Later He appeared to the eleven as they sat at the table; and He rebuked their unbelief and hardness of heart, because they did not believe those who had seen Him after He had risen.  And He said to them, "Go into all the world and preach the gospel to every creature.  He who believes and is baptized will be saved; but he who does not believe will be condemned.  And these signs will follow those who believe:  In My name they will cast out demon; they will speak with new tongues; they will take up serpents; and if they drink anything deadly, it will by no means hurt them; they will lay hands on the sick, and they will recover."

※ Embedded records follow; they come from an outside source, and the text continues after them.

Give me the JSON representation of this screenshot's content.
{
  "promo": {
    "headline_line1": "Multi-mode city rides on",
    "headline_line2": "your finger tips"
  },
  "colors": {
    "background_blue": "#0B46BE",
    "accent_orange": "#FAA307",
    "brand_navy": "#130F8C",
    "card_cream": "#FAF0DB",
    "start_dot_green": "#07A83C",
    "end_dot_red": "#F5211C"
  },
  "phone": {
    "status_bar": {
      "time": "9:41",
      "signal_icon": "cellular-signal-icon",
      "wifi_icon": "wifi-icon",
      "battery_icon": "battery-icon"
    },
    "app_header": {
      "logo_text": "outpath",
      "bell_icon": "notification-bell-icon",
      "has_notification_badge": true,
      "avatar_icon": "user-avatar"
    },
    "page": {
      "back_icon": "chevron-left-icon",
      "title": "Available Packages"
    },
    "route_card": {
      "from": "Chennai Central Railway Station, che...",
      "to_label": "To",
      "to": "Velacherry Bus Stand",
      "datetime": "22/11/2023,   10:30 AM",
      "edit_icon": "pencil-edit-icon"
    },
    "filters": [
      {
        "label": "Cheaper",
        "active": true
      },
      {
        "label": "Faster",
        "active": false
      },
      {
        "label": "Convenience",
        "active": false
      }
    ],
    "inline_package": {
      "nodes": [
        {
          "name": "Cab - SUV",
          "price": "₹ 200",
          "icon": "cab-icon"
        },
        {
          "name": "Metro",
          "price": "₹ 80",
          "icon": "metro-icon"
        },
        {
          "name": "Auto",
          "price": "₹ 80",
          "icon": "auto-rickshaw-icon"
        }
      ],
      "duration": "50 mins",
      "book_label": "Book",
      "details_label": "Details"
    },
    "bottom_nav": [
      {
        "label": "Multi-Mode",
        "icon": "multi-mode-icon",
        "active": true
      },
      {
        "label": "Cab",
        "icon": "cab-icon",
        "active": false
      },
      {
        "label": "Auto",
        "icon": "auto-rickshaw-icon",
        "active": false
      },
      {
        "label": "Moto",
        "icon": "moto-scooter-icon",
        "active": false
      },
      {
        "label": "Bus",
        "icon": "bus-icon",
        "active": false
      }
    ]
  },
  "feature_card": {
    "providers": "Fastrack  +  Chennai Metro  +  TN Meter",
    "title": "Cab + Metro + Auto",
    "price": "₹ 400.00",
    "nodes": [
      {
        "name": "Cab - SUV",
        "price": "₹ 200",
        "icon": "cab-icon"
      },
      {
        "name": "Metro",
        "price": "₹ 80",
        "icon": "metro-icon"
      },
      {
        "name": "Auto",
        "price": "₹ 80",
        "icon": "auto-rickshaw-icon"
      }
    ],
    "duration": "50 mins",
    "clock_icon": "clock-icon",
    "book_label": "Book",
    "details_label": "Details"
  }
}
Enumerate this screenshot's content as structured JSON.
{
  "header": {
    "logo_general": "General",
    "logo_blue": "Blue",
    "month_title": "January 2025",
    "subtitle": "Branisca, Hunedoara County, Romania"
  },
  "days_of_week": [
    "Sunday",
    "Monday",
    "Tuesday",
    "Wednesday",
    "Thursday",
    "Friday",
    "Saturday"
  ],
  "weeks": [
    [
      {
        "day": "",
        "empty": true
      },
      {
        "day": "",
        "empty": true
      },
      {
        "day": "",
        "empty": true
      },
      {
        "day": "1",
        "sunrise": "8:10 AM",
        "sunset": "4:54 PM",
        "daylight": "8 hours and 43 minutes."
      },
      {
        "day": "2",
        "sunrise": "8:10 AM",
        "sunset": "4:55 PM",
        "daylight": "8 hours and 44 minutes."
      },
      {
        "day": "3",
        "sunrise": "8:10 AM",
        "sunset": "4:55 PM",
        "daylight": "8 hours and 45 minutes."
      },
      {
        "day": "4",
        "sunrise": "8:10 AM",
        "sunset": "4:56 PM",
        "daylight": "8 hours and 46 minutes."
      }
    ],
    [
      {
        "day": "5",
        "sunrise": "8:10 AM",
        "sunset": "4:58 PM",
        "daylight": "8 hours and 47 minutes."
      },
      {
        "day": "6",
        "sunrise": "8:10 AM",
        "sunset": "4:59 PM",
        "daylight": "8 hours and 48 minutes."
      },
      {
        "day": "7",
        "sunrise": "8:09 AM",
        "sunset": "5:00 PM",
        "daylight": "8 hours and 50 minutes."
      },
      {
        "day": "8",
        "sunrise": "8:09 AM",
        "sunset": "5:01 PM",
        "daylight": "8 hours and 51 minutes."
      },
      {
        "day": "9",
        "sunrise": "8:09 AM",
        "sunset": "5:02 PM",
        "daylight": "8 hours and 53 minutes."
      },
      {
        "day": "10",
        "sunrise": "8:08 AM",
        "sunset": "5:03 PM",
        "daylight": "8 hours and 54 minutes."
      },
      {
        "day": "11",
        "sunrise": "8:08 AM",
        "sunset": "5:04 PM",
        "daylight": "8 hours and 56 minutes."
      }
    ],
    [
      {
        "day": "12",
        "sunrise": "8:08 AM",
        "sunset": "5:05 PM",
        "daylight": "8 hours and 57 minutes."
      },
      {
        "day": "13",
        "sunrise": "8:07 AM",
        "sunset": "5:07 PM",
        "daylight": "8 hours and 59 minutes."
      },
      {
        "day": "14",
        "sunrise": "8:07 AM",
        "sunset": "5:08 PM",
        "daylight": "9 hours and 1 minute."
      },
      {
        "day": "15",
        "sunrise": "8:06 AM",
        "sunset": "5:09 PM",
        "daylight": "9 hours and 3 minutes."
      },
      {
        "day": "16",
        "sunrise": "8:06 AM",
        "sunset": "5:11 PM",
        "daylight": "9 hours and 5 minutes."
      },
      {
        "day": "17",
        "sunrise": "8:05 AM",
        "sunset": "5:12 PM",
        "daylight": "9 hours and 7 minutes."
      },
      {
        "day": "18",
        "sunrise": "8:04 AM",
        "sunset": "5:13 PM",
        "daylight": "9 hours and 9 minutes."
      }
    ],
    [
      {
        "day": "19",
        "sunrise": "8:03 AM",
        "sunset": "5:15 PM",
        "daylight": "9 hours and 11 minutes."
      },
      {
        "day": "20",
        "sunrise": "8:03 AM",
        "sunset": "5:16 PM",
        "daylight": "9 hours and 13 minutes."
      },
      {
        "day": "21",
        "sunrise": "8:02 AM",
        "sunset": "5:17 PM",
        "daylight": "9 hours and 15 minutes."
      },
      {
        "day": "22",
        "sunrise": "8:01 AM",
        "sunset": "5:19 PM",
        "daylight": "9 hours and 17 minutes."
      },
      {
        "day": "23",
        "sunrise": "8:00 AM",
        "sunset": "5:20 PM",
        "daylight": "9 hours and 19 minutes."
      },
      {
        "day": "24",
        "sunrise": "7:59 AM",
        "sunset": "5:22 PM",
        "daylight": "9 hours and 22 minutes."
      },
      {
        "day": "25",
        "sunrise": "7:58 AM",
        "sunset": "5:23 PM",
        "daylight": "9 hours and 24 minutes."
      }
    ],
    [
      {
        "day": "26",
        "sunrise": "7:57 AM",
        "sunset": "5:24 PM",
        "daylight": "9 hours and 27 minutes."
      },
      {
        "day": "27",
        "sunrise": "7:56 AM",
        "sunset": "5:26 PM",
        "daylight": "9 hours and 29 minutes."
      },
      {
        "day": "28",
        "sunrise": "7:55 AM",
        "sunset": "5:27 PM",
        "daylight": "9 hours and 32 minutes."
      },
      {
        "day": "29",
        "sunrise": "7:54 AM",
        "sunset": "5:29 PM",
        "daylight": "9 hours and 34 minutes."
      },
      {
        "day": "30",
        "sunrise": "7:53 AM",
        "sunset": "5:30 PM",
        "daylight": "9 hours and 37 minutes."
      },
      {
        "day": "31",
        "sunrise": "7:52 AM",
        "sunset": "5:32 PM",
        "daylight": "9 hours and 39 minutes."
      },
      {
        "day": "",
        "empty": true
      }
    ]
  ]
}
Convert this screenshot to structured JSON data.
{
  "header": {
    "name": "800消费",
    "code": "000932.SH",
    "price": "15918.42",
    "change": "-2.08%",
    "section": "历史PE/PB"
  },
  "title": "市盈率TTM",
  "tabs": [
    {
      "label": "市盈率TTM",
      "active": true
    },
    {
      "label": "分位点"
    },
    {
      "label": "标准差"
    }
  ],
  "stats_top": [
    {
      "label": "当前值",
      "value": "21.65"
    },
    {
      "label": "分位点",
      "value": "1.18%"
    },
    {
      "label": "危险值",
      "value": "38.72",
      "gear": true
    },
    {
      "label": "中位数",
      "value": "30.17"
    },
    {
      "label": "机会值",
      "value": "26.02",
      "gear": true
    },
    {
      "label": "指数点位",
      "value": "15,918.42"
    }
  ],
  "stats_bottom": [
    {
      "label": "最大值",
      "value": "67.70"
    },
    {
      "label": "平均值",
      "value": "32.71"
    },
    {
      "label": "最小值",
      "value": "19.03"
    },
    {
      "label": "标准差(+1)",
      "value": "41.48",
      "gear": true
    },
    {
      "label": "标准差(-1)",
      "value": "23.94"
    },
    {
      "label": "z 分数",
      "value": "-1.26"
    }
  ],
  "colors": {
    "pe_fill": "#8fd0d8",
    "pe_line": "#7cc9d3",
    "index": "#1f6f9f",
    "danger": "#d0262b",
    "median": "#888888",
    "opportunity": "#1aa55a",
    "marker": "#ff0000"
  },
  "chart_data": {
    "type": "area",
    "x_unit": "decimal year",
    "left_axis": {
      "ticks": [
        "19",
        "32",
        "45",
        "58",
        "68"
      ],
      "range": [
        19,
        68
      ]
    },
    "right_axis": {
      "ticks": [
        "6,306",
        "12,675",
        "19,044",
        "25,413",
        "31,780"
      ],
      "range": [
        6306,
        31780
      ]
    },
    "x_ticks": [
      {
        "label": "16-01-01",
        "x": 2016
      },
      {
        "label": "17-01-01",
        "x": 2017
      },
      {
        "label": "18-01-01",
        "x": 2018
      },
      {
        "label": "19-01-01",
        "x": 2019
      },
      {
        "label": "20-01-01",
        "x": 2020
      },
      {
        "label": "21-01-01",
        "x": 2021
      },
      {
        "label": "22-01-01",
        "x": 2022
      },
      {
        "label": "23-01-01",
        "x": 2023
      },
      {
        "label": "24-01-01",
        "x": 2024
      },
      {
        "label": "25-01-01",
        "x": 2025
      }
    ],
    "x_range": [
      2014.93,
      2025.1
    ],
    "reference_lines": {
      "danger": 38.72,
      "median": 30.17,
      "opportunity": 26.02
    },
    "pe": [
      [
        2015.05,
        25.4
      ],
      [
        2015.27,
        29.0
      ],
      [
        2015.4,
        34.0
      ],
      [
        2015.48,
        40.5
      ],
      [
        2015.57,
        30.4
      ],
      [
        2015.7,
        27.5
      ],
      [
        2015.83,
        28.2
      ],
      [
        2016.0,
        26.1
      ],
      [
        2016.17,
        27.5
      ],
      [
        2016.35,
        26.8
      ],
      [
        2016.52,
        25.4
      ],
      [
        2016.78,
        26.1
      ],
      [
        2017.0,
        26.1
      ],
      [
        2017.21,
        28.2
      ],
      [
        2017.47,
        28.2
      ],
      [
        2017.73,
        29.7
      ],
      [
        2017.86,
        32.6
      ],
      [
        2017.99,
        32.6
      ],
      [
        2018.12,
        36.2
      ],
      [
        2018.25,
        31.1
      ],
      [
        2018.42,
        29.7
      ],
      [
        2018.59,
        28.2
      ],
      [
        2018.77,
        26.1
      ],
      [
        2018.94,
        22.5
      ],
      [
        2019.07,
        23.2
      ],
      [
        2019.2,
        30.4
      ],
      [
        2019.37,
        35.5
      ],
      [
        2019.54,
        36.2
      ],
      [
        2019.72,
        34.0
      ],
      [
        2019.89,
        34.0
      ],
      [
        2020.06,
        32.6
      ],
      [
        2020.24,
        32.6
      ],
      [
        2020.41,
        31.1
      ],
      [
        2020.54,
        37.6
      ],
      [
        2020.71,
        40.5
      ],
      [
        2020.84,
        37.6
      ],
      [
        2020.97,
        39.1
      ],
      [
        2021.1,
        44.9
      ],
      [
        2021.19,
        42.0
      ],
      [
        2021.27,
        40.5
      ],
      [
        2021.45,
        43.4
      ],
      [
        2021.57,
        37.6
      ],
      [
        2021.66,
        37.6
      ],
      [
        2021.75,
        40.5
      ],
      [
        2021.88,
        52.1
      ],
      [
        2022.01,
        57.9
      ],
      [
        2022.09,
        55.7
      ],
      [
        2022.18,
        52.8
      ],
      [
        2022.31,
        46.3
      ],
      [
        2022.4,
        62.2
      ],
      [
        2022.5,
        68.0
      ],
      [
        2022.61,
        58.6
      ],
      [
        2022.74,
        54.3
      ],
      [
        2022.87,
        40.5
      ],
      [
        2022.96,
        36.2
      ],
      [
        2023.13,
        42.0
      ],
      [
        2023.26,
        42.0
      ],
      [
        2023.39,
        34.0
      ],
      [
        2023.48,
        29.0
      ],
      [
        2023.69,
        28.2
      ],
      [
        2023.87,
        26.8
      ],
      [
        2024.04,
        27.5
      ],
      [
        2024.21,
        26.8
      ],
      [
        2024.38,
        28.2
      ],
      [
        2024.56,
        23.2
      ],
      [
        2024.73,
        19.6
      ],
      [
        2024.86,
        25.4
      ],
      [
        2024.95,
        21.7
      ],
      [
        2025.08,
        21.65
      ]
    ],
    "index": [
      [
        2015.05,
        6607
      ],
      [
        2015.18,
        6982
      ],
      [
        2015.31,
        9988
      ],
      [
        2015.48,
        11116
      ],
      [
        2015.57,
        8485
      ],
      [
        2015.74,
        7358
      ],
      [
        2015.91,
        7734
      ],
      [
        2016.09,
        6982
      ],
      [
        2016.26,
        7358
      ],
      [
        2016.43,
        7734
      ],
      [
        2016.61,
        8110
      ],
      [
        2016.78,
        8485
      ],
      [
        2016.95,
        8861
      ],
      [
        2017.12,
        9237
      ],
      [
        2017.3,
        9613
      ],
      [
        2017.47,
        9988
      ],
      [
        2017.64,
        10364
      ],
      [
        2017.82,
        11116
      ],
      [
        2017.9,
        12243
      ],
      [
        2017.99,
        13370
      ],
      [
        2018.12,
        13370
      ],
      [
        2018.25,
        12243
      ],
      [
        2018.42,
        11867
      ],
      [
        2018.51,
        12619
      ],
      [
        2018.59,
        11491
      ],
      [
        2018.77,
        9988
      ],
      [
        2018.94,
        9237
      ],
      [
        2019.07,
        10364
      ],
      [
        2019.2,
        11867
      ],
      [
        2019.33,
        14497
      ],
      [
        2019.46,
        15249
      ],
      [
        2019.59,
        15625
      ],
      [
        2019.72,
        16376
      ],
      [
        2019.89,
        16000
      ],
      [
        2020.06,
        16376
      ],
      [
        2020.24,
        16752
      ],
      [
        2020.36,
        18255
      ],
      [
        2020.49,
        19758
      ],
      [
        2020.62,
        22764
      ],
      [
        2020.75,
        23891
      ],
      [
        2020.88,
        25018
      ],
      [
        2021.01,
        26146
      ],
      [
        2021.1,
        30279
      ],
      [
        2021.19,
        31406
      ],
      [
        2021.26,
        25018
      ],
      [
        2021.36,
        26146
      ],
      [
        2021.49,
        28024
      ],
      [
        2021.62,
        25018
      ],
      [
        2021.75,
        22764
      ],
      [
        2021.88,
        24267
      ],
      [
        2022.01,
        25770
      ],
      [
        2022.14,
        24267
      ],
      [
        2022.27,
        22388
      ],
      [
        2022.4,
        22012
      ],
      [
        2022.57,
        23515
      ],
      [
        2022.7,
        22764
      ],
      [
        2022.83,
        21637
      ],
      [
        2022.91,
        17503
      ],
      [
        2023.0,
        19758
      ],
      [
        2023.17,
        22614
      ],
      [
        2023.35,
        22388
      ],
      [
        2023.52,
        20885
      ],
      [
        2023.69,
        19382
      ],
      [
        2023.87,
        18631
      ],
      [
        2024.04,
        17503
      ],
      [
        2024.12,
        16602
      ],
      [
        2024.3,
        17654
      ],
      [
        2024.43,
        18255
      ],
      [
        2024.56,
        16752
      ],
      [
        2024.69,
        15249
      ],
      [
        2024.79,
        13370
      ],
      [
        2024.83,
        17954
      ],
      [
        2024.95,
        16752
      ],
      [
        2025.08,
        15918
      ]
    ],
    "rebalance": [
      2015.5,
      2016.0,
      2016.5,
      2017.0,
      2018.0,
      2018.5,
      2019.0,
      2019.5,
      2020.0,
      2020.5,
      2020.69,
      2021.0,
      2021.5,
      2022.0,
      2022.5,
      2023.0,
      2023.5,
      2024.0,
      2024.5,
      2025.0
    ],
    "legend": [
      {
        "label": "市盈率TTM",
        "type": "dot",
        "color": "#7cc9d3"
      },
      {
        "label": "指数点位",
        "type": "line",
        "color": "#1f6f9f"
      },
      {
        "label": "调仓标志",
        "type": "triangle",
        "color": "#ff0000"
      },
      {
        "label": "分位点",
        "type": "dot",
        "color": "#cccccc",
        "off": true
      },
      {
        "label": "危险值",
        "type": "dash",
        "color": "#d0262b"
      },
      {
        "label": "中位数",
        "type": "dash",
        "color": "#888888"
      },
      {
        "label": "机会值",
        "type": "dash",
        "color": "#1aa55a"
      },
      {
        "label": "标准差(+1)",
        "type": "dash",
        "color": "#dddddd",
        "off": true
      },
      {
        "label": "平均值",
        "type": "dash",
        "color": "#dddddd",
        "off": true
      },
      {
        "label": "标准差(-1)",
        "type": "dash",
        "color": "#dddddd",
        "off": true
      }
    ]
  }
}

So then, after the Lord had spoken to them, He was received up into heaven, and sat down at the right hand of God.  And they went out and preached everywhere, the Lord working with them and confirming the word through the accompanying signs.  Amen. 
 
- Mark 16:1–8 (9–20) 
 
Yesterday we read that, at Christ's crucifixion, there were also women looking on from afar, among whom were Mary Magdalene, Mary the mother of James the Less and of Joses, and Salome, who also followed Him and ministered to Him when He was in Galilee, and many other women who came up with Him to Jerusalem.  Now when evening had come, because it was the Preparation Day, that is, the day before the Sabbath, Joseph of Arimathea, a prominent council member, who was himself waiting for the kingdom of God, coming and taking courage, went in to Pilate and asked for the body of Jesus.  Pilate marveled that He was already dead; and summoning the centurion, he asked him if He had been dead for some time.  So when he found out from the centurion, he granted the body to Joseph.  Then he bought fine linen, took Him down, and wrapped Him in the linen.  And he laid Him in a tomb which had been hewn out of the rock, and rolled a stone against the door of the tomb.  And Mary Magdalene and Mary the mother of Joses observed where He was laid.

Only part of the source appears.